Case Presentation: A 14 y.o. male with acne presented to dermatology for follow up. Having failed multiple acne treatments he was started on isotretinoin. Approximately 6 weeks later he developed fatigue, non-purulent conjunctivitis, retrosternal chest pain associated with dyspnea, joint pains, and bilateral lower extremity muscle aches. He was evaluated by cardiology with normal cardiac workup but was found to have elevated ESR, CRP, and RF. Isotretinoin was stopped after which his symptoms improved. However, shortly thereafter he developed fatigue, generalized weakness, fever, pallor, cough, recurrence of chest pain, flank pain, tea colored urine, and recurrence of leg pain and so presented to our ED.In the ED he was mildly tachycardic with noted pallor. Labs were remarkable for significant anemia, and elevated Creatinine (Cr), CK, and CRP. UA showed trace protein and large amount of blood. A renal US showed bilaterally enlarged kidneys. He was admitted to our hospital for further management.
Various subspecialties were consulted including Pulmonology, Nephrology, and Rheumatology. He received a CT of the chest which revealed large areas of ground glass attenuation consistent with pulmonary hemorrhage. His Cr continued to trend up with repeat UA showing RBC casts, this led to a renal biopsy which showed necrotizing/crescentic glomerulonephritis without significant immune complex deposition. Further lab testing revealed an elevated anti-proteinase 3 (anti-PR3).
Based on the history of lung and renal involvement, positive antineutrophil cytoplasmic antibodies (ANCA), and results of the renal biopsy a diagnosis of Granulomatosis with Polyangitis (GPA) was made. He was started on treatment with steroids and rituximab after which symptoms gradually improved.

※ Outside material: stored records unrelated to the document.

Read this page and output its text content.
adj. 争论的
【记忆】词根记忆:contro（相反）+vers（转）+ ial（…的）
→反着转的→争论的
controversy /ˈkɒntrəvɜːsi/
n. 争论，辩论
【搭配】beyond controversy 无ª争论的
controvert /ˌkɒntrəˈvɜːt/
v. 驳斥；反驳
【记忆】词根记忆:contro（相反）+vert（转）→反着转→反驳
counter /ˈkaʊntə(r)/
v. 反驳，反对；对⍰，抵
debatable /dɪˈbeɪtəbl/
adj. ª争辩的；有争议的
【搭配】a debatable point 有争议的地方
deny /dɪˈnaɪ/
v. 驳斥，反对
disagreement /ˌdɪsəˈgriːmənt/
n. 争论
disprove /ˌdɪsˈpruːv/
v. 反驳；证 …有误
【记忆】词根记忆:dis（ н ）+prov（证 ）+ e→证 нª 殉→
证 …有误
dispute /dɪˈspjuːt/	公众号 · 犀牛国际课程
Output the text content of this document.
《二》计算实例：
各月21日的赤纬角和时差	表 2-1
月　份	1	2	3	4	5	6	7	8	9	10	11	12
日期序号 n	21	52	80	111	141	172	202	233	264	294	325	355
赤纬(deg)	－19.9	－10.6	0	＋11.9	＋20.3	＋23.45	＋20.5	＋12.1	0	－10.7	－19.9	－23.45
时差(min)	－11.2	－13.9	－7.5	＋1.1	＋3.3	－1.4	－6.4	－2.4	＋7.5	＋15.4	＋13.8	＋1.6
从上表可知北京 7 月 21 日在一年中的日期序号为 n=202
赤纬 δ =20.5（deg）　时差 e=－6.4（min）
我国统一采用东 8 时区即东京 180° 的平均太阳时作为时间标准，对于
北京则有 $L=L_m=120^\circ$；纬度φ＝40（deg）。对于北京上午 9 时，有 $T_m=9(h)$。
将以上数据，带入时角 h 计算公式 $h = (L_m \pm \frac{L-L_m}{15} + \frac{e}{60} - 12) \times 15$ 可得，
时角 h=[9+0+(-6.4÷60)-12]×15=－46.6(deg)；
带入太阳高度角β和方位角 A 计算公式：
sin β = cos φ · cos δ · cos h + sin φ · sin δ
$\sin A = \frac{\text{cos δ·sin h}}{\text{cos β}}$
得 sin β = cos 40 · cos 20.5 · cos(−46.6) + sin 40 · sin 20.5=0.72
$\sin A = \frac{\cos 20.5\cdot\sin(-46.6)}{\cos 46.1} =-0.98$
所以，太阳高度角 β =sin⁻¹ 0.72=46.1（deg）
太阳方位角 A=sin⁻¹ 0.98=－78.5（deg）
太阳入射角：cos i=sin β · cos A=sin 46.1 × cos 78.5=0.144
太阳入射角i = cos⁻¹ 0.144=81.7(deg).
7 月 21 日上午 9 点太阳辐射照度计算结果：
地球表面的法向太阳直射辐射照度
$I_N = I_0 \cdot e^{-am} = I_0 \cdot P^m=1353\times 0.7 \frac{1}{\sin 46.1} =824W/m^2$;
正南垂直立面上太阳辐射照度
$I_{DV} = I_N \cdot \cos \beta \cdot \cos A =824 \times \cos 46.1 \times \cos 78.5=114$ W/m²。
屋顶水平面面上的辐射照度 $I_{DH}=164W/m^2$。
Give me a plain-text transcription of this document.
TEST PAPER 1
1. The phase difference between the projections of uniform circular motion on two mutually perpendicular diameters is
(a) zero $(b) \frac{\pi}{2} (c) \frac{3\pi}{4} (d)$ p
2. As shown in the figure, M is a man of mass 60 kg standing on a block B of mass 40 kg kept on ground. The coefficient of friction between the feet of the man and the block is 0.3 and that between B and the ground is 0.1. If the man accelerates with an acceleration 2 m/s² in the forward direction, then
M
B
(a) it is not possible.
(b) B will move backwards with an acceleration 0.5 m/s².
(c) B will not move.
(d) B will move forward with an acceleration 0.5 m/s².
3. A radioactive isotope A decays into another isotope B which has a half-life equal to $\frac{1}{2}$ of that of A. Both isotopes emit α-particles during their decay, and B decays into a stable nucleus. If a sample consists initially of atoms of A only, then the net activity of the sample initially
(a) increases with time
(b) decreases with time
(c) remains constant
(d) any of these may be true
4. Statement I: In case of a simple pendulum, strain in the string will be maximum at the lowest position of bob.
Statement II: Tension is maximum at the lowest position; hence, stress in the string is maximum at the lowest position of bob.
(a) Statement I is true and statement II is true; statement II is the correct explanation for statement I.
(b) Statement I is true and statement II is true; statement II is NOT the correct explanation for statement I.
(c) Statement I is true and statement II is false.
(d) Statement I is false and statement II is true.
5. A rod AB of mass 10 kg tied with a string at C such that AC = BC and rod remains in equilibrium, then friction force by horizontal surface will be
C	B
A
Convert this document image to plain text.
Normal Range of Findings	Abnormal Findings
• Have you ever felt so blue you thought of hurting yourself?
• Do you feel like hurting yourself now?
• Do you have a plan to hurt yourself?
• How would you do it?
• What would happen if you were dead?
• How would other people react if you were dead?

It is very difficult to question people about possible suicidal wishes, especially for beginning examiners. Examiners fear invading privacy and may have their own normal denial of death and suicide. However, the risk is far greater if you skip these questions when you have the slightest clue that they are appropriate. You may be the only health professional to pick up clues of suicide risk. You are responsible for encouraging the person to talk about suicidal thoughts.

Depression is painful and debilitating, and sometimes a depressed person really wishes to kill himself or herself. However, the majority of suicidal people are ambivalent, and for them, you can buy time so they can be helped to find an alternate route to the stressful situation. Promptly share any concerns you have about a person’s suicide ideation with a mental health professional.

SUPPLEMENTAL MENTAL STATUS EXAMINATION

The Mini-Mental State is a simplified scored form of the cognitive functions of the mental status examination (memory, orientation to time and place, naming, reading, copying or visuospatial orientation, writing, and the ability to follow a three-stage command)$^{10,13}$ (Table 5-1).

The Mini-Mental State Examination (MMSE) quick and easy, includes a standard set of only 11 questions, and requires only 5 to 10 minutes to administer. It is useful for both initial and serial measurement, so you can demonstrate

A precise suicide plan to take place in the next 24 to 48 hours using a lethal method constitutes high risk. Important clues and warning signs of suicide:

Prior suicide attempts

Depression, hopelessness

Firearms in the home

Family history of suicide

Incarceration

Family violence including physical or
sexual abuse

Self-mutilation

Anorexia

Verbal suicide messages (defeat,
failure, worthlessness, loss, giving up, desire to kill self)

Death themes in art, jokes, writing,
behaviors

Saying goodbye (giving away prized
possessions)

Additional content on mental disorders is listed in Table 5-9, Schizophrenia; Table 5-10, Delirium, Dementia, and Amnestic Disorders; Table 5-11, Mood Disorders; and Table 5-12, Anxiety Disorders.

Discussion: GPA is one of the ANCA associated small vessel vasculitidies. Primary systemic vasculitidies are rare in children, but GPA is one of the most common vasculitidies seen in the pediatric population. GPA has a variable presentation but most commonly presents with constitutional symptoms and some variation of ENT, pulmonary, renal, cutaneous and ophthalmic involvement. It is diagnosed based on clinical findings, positive ANCA (in particular anti-PR3), and confirmed with a biopsy of an affected organ. The treatment consists of immunosuppressive therapy.
Risk factors for the development of GPA are not well known, but there have been multiple drugs associated with the development of GPA. Isotretinoin is one of them and was the likely trigger in the case above.

Conclusions: GPA has significant morbidity and mortality if left untreated, and should be considered in any patient with clinical findings suggestive of GPA and recent use of one of the known offending drugs. Treatment can be initiated based on the clinical findings and positive ANCA. Biopsy should be performed as soon as possible to confirm the diagnosis, but should not delay treatment in serious cases.